Client (region B) ──> Nearest-PoP edge cache (region B) ──miss──> Origin (region X)
                                  ──hit──> [bytes from local cache, 15 ms]

From the Dicken post:

With CDNs we still have a single source-of-truth for the data, but we add data caches in multiple locations around the world. Data requests are sent to the geographically- nearest cache. If the cache does not have the needed data, only then does it request it from the core source of truth.

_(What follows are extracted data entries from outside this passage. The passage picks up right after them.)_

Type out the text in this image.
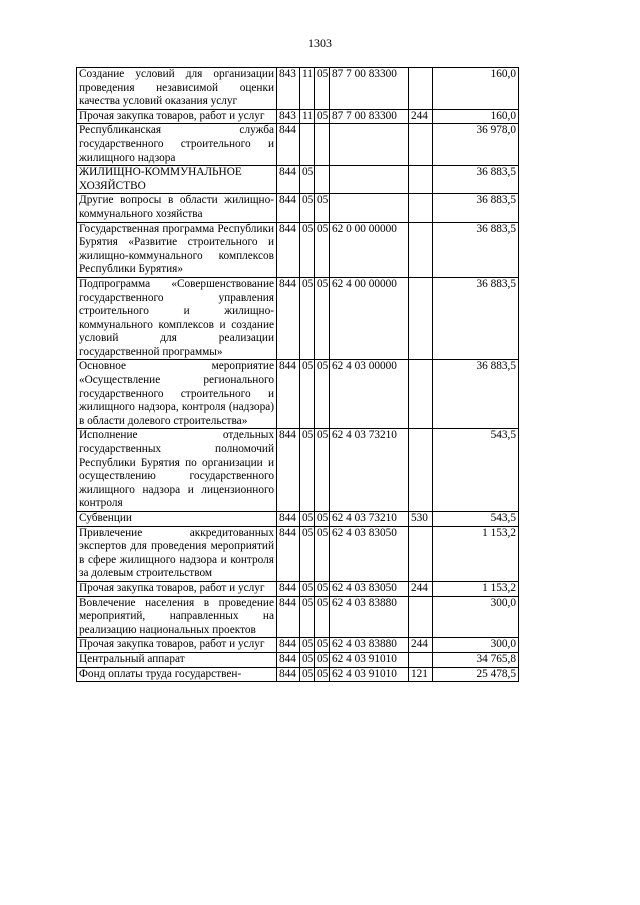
1303
Создание условий для организации проведения независимой оценки качества условий оказания услуг	843	11	05	87 7 00 83300		160,0
Прочая закупка товаров, работ и услуг	843	11	05	87 7 00 83300	244	160,0
Республиканская служба государственного строительного и жилищного надзора	844					36 978,0
ЖИЛИЩНО-КОММУНАЛЬНОЕ ХОЗЯЙСТВО	844	05				36 883,5
Другие вопросы в области жилищно-коммунального хозяйства	844	05	05			36 883,5
Государственная программа Республики Бурятия «Развитие строительного и жилищно-коммунального комплексов Республики Бурятия»	844	05	05	62 0 00 00000		36 883,5
Подпрограмма «Совершенствование государственного управления строительного и жилищно-коммунального комплексов и создание условий для реализации государственной программы»	844	05	05	62 4 00 00000		36 883,5
Основное мероприятие «Осуществление регионального государственного строительного и жилищного надзора, контроля (надзора) в области долевого строительства»	844	05	05	62 4 03 00000		36 883,5
Исполнение отдельных государственных полномочий Республики Бурятия по организации и осуществлению государственного жилищного надзора и лицензионного контроля	844	05	05	62 4 03 73210		543,5
Субвенции	844	05	05	62 4 03 73210	530	543,5
Привлечение аккредитованных экспертов для проведения мероприятий в сфере жилищного надзора и контроля за долевым строительством	844	05	05	62 4 03 83050		1 153,2
Прочая закупка товаров, работ и услуг	844	05	05	62 4 03 83050	244	1 153,2
Вовлечение населения в проведение мероприятий, направленных на реализацию национальных проектов	844	05	05	62 4 03 83880		300,0
Прочая закупка товаров, работ и услуг	844	05	05	62 4 03 83880	244	300,0
Центральный аппарат	844	05	05	62 4 03 91010		34 765,8
Фонд оплаты труда государствен-	844	05	05	62 4 03 91010	121	25 478,5
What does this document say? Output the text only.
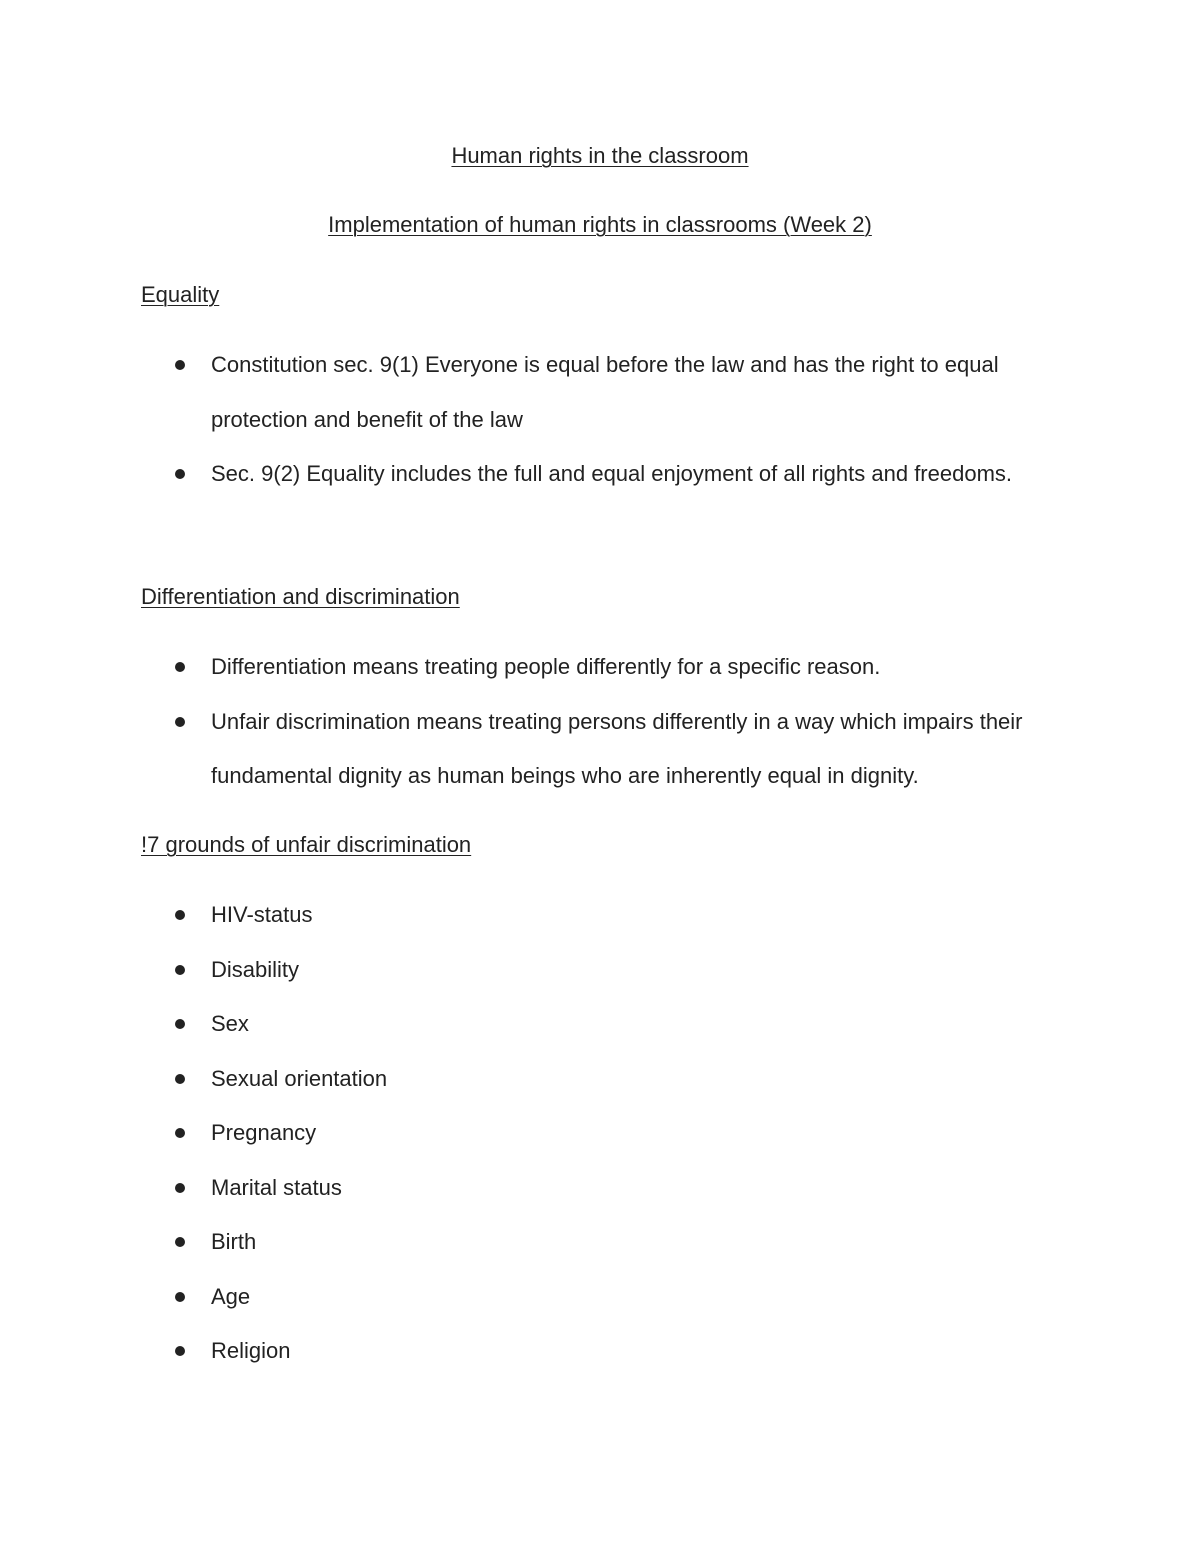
Human rights in the classroom
Implementation of human rights in classrooms (Week 2)
Equality
Constitution sec. 9(1) Everyone is equal before the law and has the right to equal protection and benefit of the law
Sec. 9(2) Equality includes the full and equal enjoyment of all rights and freedoms.
Differentiation and discrimination
Differentiation means treating people differently for a specific reason.
Unfair discrimination means treating persons differently in a way which impairs their fundamental dignity as human beings who are inherently equal in dignity.
!7 grounds of unfair discrimination
HIV-status
Disability
Sex
Sexual orientation
Pregnancy
Marital status
Birth
Age
Religion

Full replication vs on-demand population

Two common configurations:

  • On-demand (classic CDN) — edge caches start empty; populate on first miss. Cold objects are slow, hot objects become fast; eviction via LRU/TTL. Amazon CloudFront default, Cloudflare cache default.
  • Full-mirror (rare) — every edge pre-populates every object. Dicken notes: "if the data never changes, we can avoid cache misses entirely! The only time we would need to get them is when the original data is modified." Used for small static catalogues (software package mirrors, root DNS) where the working set fits at every PoP.

Where the pattern matters

  • Image/video delivery — bytes are big, users are everywhere, contents are mostly static. Canonical CloudFront + S3 shape.
  • Static site acceleration — HTML/CSS/JS at every edge.
  • API caching — short-TTL read API responses edge-cached.
  • TLS termination + HTTP/3 — edges handle the round-trip-heavy TLS handshakes close to users.
  • DDoS absorption — edge PoPs absorb volumetric attacks before they reach origin.

Known limitations

  • Invalidation is hard. Purging N edge caches atomically is a hard distributed-system problem; most CDNs offer either "purge by URL list" (slow, not atomic) or tag-based purge (faster but requires tagging discipline).
  • Write path stays at origin. Writes must reach the origin region; the cross-region RTT penalty is not avoidable. This is exactly what Tigris criticised — "CloudFront optimises the read side of a single-write-region bucket", not the write side.
  • Cache variants explode on personalisation. URL + cookie + user-language + A/B-bucket all fork the cache key; naive personalisation can reduce edge hit rate to near-zero. See concepts/cache-variant-explosion.
  • Dynamic content with low TTL / high cardinality — edge caches work best for content that's popular enough to justify the storage at every PoP.
  • Geographic unfairness — origin-close clients see near- no improvement; origin-far clients see the biggest win. Works against global services with an origin-biased user base.

Contrast with globally-distributed origin

Some systems skip the central-origin constraint and distribute writes too — multi-master object stores like Tigris, globally-replicated databases like Spanner / CockroachDB, or region-anycast services (concepts/anycast). These avoid the CDN-over-central-origin shape entirely — there is no "origin region." The trade-off is write-path complexity (cross-region consensus or CRDT-style merge) which classic CDN deployments sidestep by keeping the write path simple.